For those who did not receive LT, treatment modality was associated with long-term outcome. Resection showed better survival than RFA or TACE in each survival node. Thus, when compared with LT within the Milan criteria (Table 4), resection showed even better survival than LT in node 1, similar survival in nodes 2, 3, 4, and 5, and worse survival in node 6. RFA showed similar survival to LT in nodes 1 and 2, and worse survival in nodes 3, 4, 5, and 6. TACE showed similar survival to LT only in node 1. Generally, patients who receive resection are carefully selected and have adequate liver functional reserves,[ which explains why patients with resection showed better survival in each survival node. Yet, this finding illustrates that initial treatment modality can also affect long-term outcome. Hence, when estimating long-term outcome, one must consider the available treatment options for each patient. For example, similar long-term outcome to LT can be expected by resection or RFA for patients in node 2, but not with TACE. Likewise, similar long-term outcome to LT can be expected if resection can be done in survival node 3.

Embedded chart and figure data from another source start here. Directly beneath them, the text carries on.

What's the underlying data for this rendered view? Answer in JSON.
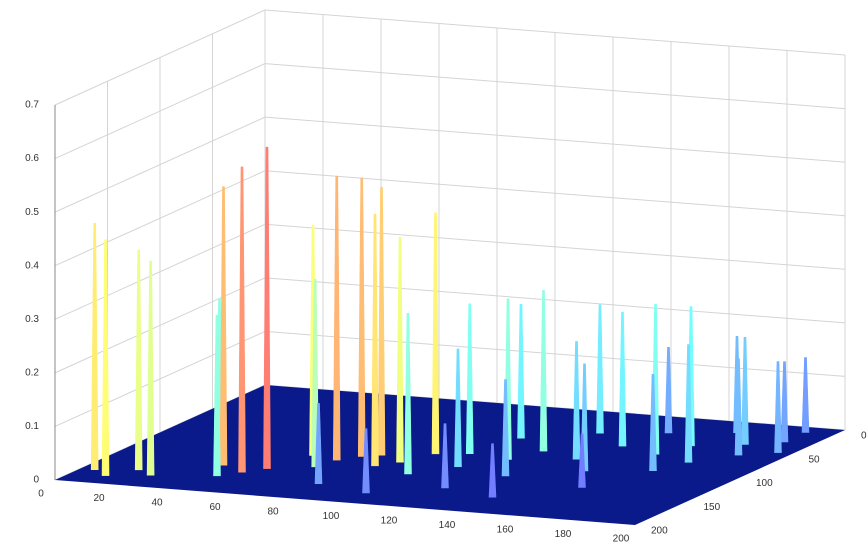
{
  "chart_data": {
    "type": "stem3",
    "points": {
      "x": [
        5,
        12,
        18,
        25,
        40,
        50,
        55,
        45,
        35,
        60,
        70,
        75,
        80,
        68,
        85,
        90,
        95,
        100,
        105,
        110,
        120,
        125,
        130,
        140,
        145,
        150,
        160,
        165,
        170,
        175,
        180,
        185,
        190,
        195,
        160,
        120,
        140,
        100,
        80,
        150,
        170,
        190,
        110,
        130
      ],
      "y": [
        176,
        185,
        170,
        178,
        150,
        160,
        150,
        170,
        140,
        120,
        125,
        115,
        110,
        140,
        130,
        120,
        100,
        140,
        95,
        120,
        100,
        80,
        130,
        90,
        60,
        110,
        70,
        50,
        100,
        80,
        40,
        60,
        30,
        50,
        140,
        160,
        170,
        180,
        170,
        30,
        20,
        10,
        60,
        40
      ],
      "z": [
        0.46,
        0.44,
        0.41,
        0.4,
        0.52,
        0.57,
        0.6,
        0.3,
        0.3,
        0.43,
        0.53,
        0.52,
        0.5,
        0.35,
        0.47,
        0.42,
        0.45,
        0.3,
        0.28,
        0.22,
        0.3,
        0.3,
        0.18,
        0.22,
        0.25,
        0.2,
        0.28,
        0.26,
        0.18,
        0.22,
        0.2,
        0.18,
        0.15,
        0.17,
        0.1,
        0.12,
        0.1,
        0.12,
        0.15,
        0.16,
        0.18,
        0.14,
        0.25,
        0.24
      ]
    },
    "xlim": [
      0,
      200
    ],
    "xticks": [
      0,
      20,
      40,
      60,
      80,
      100,
      120,
      140,
      160,
      180,
      200
    ],
    "ylim": [
      0,
      200
    ],
    "yticks": [
      0,
      50,
      100,
      150,
      200
    ],
    "zlim": [
      0,
      0.7
    ],
    "zticks": [
      0,
      0.1,
      0.2,
      0.3,
      0.4,
      0.5,
      0.6,
      0.7
    ],
    "grid": true,
    "floor_color": "#0a1a8a",
    "colormap": "jet"
  }
}
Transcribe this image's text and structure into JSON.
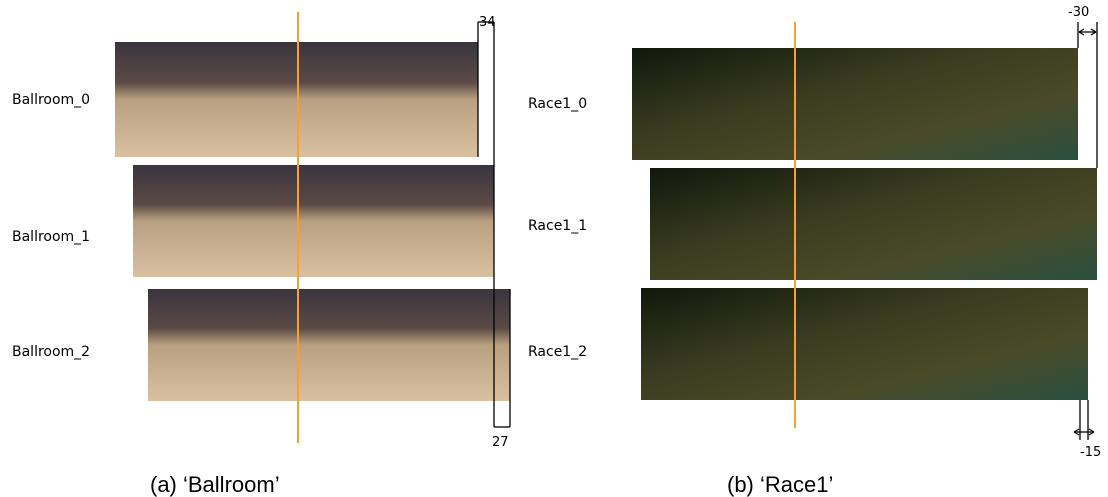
{
  "panels": [
    {
      "caption": "(a) ‘Ballroom’",
      "rows": [
        "Ballroom_0",
        "Ballroom_1",
        "Ballroom_2"
      ],
      "top_offset": 34,
      "bottom_offset": 27
    },
    {
      "caption": "(b) ‘Race1’",
      "rows": [
        "Race1_0",
        "Race1_1",
        "Race1_2"
      ],
      "top_offset": -30,
      "bottom_offset": -15
    }
  ]
}
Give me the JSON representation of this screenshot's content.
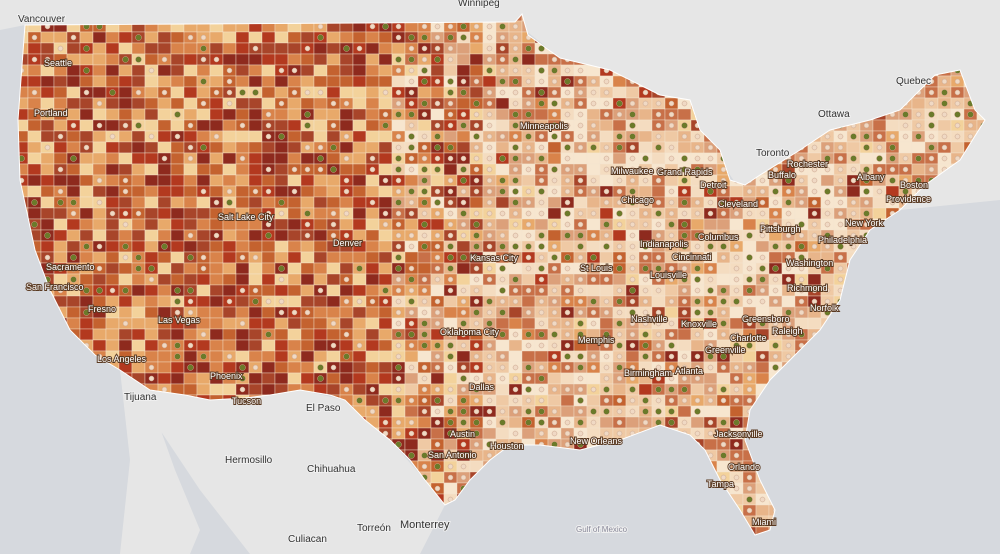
{
  "labels": [
    "Winnipeg",
    "Vancouver",
    "Seattle",
    "Portland",
    "Quebec",
    "Ottawa",
    "Toronto",
    "Rochester",
    "Buffalo",
    "Albany",
    "Boston",
    "Providence",
    "New York",
    "Philadelphia",
    "Washington",
    "Richmond",
    "Norfolk",
    "Pittsburgh",
    "Cleveland",
    "Detroit",
    "Grand Rapids",
    "Milwaukee",
    "Chicago",
    "Minneapolis",
    "Salt Lake City",
    "Denver",
    "Kansas City",
    "St Louis",
    "Indianapolis",
    "Columbus",
    "Cincinnati",
    "Louisville",
    "Nashville",
    "Knoxville",
    "Greensboro",
    "Raleigh",
    "Charlotte",
    "Greenville",
    "Atlanta",
    "Birmingham",
    "Memphis",
    "Oklahoma City",
    "Dallas",
    "Austin",
    "San Antonio",
    "Houston",
    "New Orleans",
    "Jacksonville",
    "Orlando",
    "Tampa",
    "Miami",
    "Sacramento",
    "San Francisco",
    "Fresno",
    "Las Vegas",
    "Los Angeles",
    "Tijuana",
    "Phoenix",
    "Tucson",
    "El Paso",
    "Hermosillo",
    "Chihuahua",
    "Culiacan",
    "Torreón",
    "Monterrey",
    "Gulf of Mexico"
  ]
}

There are some limitations to this study. The retrospective design is an inherent limitation. Our survival tree analysis was based on baseline characteristics. However, several on-treatment factors can affect survival of HCC patients, such as treatment response, AFP levels after treatment, tumor recurrence, and subsequent treatment.[ Likewise, recurrence of underlying disease (e.g., hepatitis C) and recurrence of tumor can affect long-term outcomes in patients who received LT.[ HCC is notorious for its high recurrence rate, and treatment of recurrence affects long-term outcome,[ yet this study analyzed the initial treatment only. More importantly, selection of the treatment modality was chosen by a respective physician. There is thus a selection bias regarding the choice of each treatment, and also there may be an unidentified or unrecorded bias. Tumor recurrence, cost, quality of life, and donor availability are other issues that need to be considered when selecting treatment modality. The study was conducted in a deceased donor resource-poor country, where LDLT is the major form of LT. The strength of this study is that it included a large number of HCC patients and that there was no follow-up loss in the survival statistics.

In summary, this study identified important determinants for survival that can be used to estimate survival of patients diagnosed within the Milan criteria, which can help doctors in choosing a first-line treatment option. Our data indicate that LT should be the first-line option for those with decreased liver function. For patients with preserved liver function, those with low serum AFP levels or small tumors showed comparable survival to LT, indicating that these 2 factors can be used to estimate survival of non-LT patients. For patients who received LT, baseline factors were not significantly linked to survival, yet tumor stage at the time of LT was associated with long-term outcome, indicating that when choosing locoregional therapy versus LT, one must consider the risk of tumor progression beyond the Milan criteria when managed with locoregional therapies. For patients receiving non-LT treatment, availability of a specific treatment modality (resection, RFA or TACE) also affected long-term outcome. In conclusion, CP score, serum AFP levels, tumor size, and age are baseline factors that can be used to estimate long-term outcomes in non-LT patients. Tumor progression beyond the Milan criteria and availability of specific treatment modalities also affected long-term outcomes. These factors may be used to estimate long-term outcomes of HCC patients diagnosed within the Milan criteria.